Cette affaire concerne un requérant d’asile érythréen débouté, faisant l’objet d’une d’une décision finale et exécutoire de renvoi. Il prétend que s’il était renvoyé en Erythrée, il serait recruté contre son gré pour effectuer le service national, dont la durée est indéterminée, et que dans le cadre de son service, il serait soumis à des mauvais traitements et exposé à des conditions inhumaines et dégradantes. En outre, comme il a quitté l’Erythrée illégalement alors qu’il était en âge de servir, il sera suspecté de désertion et risque de se voir infliger de graves sanctions, sous la forme de détention arbitraire et torture. Le requérant allègue qu’en ignorant les données existantes sur les conditions prévalant en Erythrée, les autorités suisses n’ont pas effectué une évaluation adéquate des risques encourus, et que la mesure d’expulsion viole ses droits consacrés aux articles 3, 4 et 13 (en conjonction avec les articles 3 et 4).

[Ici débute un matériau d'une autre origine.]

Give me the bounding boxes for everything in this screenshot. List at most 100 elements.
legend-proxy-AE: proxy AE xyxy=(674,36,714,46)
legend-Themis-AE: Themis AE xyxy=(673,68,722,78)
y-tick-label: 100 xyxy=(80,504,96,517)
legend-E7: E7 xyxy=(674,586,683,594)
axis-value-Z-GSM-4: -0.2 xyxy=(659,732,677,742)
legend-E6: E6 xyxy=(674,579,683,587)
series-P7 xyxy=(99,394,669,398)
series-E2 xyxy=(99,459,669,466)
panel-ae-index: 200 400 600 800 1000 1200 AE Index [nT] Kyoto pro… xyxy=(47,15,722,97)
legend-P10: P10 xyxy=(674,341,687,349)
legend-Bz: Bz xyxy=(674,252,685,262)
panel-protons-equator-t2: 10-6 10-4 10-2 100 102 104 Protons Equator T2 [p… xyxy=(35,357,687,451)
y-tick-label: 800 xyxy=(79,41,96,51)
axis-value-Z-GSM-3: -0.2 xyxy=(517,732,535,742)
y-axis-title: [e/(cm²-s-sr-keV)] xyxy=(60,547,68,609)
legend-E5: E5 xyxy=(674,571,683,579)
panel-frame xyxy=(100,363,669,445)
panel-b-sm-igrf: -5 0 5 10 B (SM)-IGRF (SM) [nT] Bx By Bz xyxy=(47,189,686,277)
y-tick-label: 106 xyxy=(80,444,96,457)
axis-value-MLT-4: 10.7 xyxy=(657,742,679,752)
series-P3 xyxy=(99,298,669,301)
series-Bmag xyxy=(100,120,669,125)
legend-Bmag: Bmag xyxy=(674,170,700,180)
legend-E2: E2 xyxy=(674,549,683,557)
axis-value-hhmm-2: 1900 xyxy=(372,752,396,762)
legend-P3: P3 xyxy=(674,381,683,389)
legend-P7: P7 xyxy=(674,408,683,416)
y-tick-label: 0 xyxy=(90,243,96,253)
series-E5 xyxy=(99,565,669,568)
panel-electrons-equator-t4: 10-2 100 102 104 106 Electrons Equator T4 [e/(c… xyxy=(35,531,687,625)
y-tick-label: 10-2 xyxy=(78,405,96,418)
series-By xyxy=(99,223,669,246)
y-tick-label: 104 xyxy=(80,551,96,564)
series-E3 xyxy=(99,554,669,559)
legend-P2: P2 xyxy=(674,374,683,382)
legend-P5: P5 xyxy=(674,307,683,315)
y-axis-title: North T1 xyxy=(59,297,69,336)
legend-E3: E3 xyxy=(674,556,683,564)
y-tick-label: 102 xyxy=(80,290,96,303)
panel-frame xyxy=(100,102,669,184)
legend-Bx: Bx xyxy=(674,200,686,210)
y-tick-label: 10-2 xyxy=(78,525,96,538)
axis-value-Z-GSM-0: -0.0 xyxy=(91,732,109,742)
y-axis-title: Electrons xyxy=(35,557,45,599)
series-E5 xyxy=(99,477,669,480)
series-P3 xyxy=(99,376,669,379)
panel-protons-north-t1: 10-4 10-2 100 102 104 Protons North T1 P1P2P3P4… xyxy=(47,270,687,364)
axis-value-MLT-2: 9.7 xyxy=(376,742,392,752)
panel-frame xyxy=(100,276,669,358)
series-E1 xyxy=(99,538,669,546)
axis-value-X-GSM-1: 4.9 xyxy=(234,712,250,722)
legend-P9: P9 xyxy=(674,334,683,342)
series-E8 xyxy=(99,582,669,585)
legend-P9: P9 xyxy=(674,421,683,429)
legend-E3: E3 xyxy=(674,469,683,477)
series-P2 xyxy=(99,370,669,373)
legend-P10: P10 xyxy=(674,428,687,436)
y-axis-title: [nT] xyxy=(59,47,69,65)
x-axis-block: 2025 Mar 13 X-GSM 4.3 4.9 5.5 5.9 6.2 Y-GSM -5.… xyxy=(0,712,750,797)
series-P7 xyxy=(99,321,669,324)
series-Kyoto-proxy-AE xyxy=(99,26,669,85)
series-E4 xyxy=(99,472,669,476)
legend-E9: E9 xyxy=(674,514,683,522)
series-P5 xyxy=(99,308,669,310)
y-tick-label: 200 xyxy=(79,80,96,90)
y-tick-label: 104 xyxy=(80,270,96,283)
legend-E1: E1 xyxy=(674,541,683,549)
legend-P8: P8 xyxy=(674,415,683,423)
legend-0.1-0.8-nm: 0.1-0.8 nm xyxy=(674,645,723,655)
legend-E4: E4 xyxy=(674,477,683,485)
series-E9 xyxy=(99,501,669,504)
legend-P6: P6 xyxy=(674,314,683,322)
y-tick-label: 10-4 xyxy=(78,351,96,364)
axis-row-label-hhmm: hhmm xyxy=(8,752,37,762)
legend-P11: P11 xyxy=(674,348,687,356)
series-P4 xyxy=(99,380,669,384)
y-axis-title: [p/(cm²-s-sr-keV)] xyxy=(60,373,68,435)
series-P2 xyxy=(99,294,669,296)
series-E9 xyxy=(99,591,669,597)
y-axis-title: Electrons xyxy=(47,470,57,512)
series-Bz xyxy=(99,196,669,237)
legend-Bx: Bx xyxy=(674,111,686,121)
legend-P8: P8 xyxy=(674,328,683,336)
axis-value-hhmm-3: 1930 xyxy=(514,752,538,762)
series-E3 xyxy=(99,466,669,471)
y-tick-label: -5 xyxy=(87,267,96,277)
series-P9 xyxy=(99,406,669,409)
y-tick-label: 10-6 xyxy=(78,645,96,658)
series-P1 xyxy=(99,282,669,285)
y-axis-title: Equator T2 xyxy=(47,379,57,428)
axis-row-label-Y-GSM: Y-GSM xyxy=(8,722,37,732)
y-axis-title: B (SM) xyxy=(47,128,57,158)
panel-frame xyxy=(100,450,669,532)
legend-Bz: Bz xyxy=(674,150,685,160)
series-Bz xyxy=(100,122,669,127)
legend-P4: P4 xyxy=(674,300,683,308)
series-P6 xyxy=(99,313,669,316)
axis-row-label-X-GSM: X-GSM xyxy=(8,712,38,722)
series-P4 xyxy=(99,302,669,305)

M.G. c. Suisse, CAT Communication n° 811/2017, 7 décembre 2018

Selon le Comité contre la torture, le renvoi de notre mandant de la Suisse vers l’Erythrée viole la Convention contre la torture et autres peines ou traitements cruels inhumains ou dégradants des Nations Unies (CAT). Le Comité exige que la Suisse procède à une nouvelle instruction du dossier du requérant en tenant compte des risques dont il ferait face en cas de renvoi dans son pays d’origine. Cette décision remet en question les pratiques des autorités compétentes en matière d’asile concernant l’accès à la justice. Le CAT se réfère aussi aux nombreuses violations des droits humains qui ont lieu en Erythrée, un rappel qui questionne la pratique actuelle des autorités suisses relative aux décisions de renvoi vers l’Erythrée. Le CSDM estime que cette nouvelle jurisprudence apporte d’importantes clarifications concernant le traitement des demandes d’asile des ressortissants érythréens en Suisse.